Says Dornan: “Where the accommodation is overcrowded or if they are not legally allowed to be there [in someone else’s tenancy] it would be difficult for the council to say that they are not homeless.”

If a host family’s landlord hasn’t said another family can also move in, they could all face eviction as landlords can legally evict for overcrowding, he says.

The Mercy Law Resource Centre has issued judicial review proceedings against councils in cases where people have been refused emergency accommodation or where the accommodation offered was “grossly inadequate”, he says.

Families who are being refused emergency accommodation and genuinely have nowhere else to stay should contact the Mercy Law Resource Centre, says Dornan.

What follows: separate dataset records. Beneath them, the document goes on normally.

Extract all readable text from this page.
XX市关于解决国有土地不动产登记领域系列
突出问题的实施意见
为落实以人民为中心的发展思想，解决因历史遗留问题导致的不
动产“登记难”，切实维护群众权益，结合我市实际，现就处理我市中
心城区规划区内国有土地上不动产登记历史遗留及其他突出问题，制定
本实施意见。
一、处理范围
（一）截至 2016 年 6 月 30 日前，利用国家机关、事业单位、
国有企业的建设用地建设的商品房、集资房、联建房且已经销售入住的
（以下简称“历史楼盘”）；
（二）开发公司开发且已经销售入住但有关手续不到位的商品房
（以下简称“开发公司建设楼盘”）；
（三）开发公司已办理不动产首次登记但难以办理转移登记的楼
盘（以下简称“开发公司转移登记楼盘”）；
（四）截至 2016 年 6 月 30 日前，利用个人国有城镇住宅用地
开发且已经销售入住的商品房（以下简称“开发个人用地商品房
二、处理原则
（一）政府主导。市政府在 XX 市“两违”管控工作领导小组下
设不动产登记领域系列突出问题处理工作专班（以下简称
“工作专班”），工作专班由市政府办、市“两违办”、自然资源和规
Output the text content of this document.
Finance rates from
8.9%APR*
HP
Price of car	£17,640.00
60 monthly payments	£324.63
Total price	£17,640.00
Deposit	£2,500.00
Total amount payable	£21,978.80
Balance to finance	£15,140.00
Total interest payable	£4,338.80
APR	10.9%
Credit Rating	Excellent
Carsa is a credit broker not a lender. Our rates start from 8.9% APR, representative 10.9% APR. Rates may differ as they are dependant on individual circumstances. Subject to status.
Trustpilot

“If somebody is being told that you can stay with your cousin, in their HAP-rented flat, you would probably be able to push back against that and say, no they are homeless because they have no legal entitlement to be there,” he says.

A Backlog

Landlords served more than 1,800 eviction notices to renters in Dublin in the third quarter of last year, according to the most recent data from the Residential Tenancies Board (RTB). Nationwide, the figure was 4,741 notices.

Alongside served notices that haven’t yet hit the termination date, there is a backlog of pending evictions of people who have overstayed in their private-rented tenancies too, says O’Reilly of Threshold.

Threshold is currently working with more than 300 tenant households who are overholding, she says.

“People feel like they don’t have any option,” says O’Reilly and most tenants are hoping that they will find another rental property soon.

“It’s not something we advise people to do, there could be various repercussions for them down the line,” she says.

The RTB adjudication process takes around five months at the moment, says O’Reilly. If the notice is valid the RTB could find against the tenant for overholding and award damages to the landlord, she says.

After that, the tenant’s name is published on a searchable database on the RTB website, visible to future potential landlords and estate agents, which could make it difficult to get a private-rental home in the future.